Steganography, Mobile Marketing Attribution, Code Obfuscation Deployed for Ad Fraud

Rashmi Ramesh (rashmiramesh_) •
September 16, 2025    

'SlopAds' Fraud Campaign Uses Novel Obfuscation Techniques
Image: Shutterstock

A cybercrime crew using Android mobile apps to conduct advertising fraud took unusual pains to hide its activity, concealing malicious code in downloadable digital images and holding off from infecting the subset of users who organically found their apps through the Google Play store.

See Also: From tabletops to threat hunting: Leveraging tabletop exercises for proactive defense

Researchers at Human Security said Tuesday they saw the threat actor behind the campaign operate a collection of 224 apps – and growing – with 38 million collective downloads across the globe. They dubbed the campaign “SlopAds,” since the apps underpinning the campaign have a low-quality sheen indicative of content churned out by generative artificial intelligence. Many of the apps also had an AI theme.

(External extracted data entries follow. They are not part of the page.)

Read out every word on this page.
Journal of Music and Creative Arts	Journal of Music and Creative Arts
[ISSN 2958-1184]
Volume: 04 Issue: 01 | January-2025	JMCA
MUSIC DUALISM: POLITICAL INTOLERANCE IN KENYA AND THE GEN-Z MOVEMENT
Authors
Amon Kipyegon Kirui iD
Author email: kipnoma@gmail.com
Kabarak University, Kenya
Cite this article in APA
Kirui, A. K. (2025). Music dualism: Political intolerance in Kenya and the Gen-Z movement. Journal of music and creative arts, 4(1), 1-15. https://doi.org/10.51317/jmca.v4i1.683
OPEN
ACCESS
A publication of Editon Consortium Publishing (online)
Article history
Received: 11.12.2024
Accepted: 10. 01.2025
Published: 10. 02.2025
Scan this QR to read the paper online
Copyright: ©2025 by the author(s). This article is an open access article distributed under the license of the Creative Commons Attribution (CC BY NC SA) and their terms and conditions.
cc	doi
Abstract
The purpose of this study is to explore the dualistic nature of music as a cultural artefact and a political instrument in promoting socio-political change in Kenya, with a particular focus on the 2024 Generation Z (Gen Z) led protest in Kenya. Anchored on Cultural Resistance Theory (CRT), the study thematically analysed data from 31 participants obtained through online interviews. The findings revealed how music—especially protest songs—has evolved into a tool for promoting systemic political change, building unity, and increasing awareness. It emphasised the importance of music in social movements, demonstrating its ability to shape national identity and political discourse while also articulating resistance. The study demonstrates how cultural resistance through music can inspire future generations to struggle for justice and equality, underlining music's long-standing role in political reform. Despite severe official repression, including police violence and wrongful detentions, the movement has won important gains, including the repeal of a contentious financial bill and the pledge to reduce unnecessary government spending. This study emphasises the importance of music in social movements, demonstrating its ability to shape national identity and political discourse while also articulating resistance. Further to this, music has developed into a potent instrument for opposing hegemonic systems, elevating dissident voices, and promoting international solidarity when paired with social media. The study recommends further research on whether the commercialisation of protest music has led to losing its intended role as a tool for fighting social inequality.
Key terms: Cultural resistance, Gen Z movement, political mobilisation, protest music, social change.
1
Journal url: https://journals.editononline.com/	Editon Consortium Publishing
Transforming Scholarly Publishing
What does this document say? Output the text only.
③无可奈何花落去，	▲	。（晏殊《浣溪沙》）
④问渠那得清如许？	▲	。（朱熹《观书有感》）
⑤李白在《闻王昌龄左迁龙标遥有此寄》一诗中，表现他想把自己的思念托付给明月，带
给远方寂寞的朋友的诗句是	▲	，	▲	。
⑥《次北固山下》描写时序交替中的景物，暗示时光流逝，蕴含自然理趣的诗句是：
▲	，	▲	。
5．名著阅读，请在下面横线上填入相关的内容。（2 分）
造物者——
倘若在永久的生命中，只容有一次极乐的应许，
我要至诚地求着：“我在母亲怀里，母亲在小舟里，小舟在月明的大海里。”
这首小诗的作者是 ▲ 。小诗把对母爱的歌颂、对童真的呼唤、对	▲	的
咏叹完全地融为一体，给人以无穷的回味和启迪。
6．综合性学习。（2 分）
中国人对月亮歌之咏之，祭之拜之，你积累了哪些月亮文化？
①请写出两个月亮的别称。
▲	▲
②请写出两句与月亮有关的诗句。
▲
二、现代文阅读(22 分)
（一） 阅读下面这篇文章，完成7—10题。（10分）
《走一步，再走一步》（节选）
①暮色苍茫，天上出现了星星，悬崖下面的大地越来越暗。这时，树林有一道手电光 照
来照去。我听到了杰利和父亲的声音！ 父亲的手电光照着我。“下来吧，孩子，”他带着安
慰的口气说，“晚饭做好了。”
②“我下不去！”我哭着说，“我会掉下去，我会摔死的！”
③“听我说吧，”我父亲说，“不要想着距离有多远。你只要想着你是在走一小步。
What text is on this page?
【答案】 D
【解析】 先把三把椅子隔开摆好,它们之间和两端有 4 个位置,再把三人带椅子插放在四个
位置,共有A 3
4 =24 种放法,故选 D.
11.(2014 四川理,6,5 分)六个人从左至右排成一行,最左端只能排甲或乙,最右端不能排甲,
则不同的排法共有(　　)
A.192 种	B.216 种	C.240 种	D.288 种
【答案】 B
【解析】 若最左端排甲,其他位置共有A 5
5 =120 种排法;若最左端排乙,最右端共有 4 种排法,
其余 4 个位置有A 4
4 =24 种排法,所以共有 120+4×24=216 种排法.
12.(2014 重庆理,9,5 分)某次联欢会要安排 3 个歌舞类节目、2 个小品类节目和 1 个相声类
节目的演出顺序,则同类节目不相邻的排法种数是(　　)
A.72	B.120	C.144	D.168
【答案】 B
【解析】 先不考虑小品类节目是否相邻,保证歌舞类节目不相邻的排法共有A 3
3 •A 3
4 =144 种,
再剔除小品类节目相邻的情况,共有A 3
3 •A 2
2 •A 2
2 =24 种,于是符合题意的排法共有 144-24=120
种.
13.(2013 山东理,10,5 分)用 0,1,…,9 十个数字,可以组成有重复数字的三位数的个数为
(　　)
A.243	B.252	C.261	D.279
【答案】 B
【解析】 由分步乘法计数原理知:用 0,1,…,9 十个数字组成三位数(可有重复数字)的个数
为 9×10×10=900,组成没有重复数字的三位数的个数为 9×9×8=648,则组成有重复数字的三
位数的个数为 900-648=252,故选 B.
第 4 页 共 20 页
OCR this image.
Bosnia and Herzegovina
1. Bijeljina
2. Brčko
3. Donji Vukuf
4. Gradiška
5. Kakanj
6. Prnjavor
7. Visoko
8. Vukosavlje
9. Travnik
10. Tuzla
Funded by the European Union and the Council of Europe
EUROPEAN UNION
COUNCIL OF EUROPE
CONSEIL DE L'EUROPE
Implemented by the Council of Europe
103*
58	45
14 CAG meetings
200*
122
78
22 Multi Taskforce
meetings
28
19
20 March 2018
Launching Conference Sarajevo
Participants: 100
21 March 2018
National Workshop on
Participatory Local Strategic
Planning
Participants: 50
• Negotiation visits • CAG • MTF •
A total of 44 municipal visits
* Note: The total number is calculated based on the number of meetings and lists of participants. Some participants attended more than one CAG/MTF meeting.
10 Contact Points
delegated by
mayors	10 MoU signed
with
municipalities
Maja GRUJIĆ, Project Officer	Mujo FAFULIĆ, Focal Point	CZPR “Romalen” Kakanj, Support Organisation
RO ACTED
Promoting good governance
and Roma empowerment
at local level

At its peak, the SlopAds campaign accounted for 2.3 billion online ads bids per day. Human Security said it’s in contact with Google Play and helping remove new apps as they’re uploaded.

The apps use a range of tactics to conceal their real purpose. The first is detecting whether the user downloaded an app directly from the Play store, or whether the user first clicked on a digital ad taking the user to the Play store to download the app. The SlopAds threat actor doesn’t use organically downloaded apps for fraud, an approach that helped threat actors avoid early detection.

Apps that pass that check contact a command and control server and receive png image files that contain an Android package kit that, when decrypted and reassembled, form the module that manages the fraud, systematically clicking ads within hidden web browsers. The technique allowed criminals to deliver complex fraud capabilities while appearing to merely transfer graphics files.

The level of obfuscation in the SlopAds campaign makes it stand out from run-of-the-mill ad fraud campaigns, said Lindsay Kaye, vice president of threat intelligence at Human Security. “Many threat actors incorporate obfuscation or multi-stage malware in general, but this is the first time we’ve seen this many layers incorporated, including steganography, which is not something we have recently seen in ad fraud.”

SlopAds apps checked for its download status – organic or ad-driven – by repurposing a mobile marketing attribution platform. Users who clicked through an app ad automatically generated a tag viewable by SlopAds operators. “In terms of sophistication, this is certainly an interesting example of a threat actor seeing how to use this existing tool in part of their campaign which might go unnoticed more easily than a custom utility,” said Kaye.

The apps further searched for debugging tools that might expose their true purpose and included checks for emulators or modified devices commonly used by security researchers. String encryption and packed native code provided additional obfuscation layers designed to frustrate reverse engineering attempts.

The fraud mechanism operated through hidden WebViews that functioned as invisible web browsers on victim devices. These hidden browsers navigated to criminal-controlled cashout websites, typically HTML5 games and news sites that hosted ads. The WebViews collected detailed device and browser information before systematically clicking on viewable advertisements to generate fraudulent revenue streams for the cashout site owners.

“The level of obfuscation is quite complex,” said Joao Santos, senior manager of threat intelligence at Human Security. He described how the apps retrieved encrypted configurations that contained URLs to download the fraud module, connect to cashout domains and deliver JavaScript code to power the click fraud.

Human tied more than 300 related promotional domains to the same network, many of them pointing to tiered command-and-control servers. Analysts said the operators ramped up traffic quickly, indicating that the 224 identified apps may represent only part of the activity.

The cashout mechanism relied on rapid redirections through multiple domains that sanitized referrer data and made fraudulent requests appear more legitimate. The redirections changed tracking parameters multiple times before reaching final destination websites where automated clicking generated revenue for the criminals.

Google removed all identified SlopAds applications from the Play store. The company’s Play Protect system now automatically detects and warns users about applications exhibiting similar behavioral patterns, even when installed from sources outside the official app store. Users with existing installations receive warnings and prompts to uninstall the malicious software.

Although this specific network has been disrupted, the researchers expect the techniques demonstrated in SlopAds to resurface. “We almost always see this cat-and-mouse dynamic come up in any campaign we analyze, simply because financially motivated threat actors are out to make money,” Kaye said.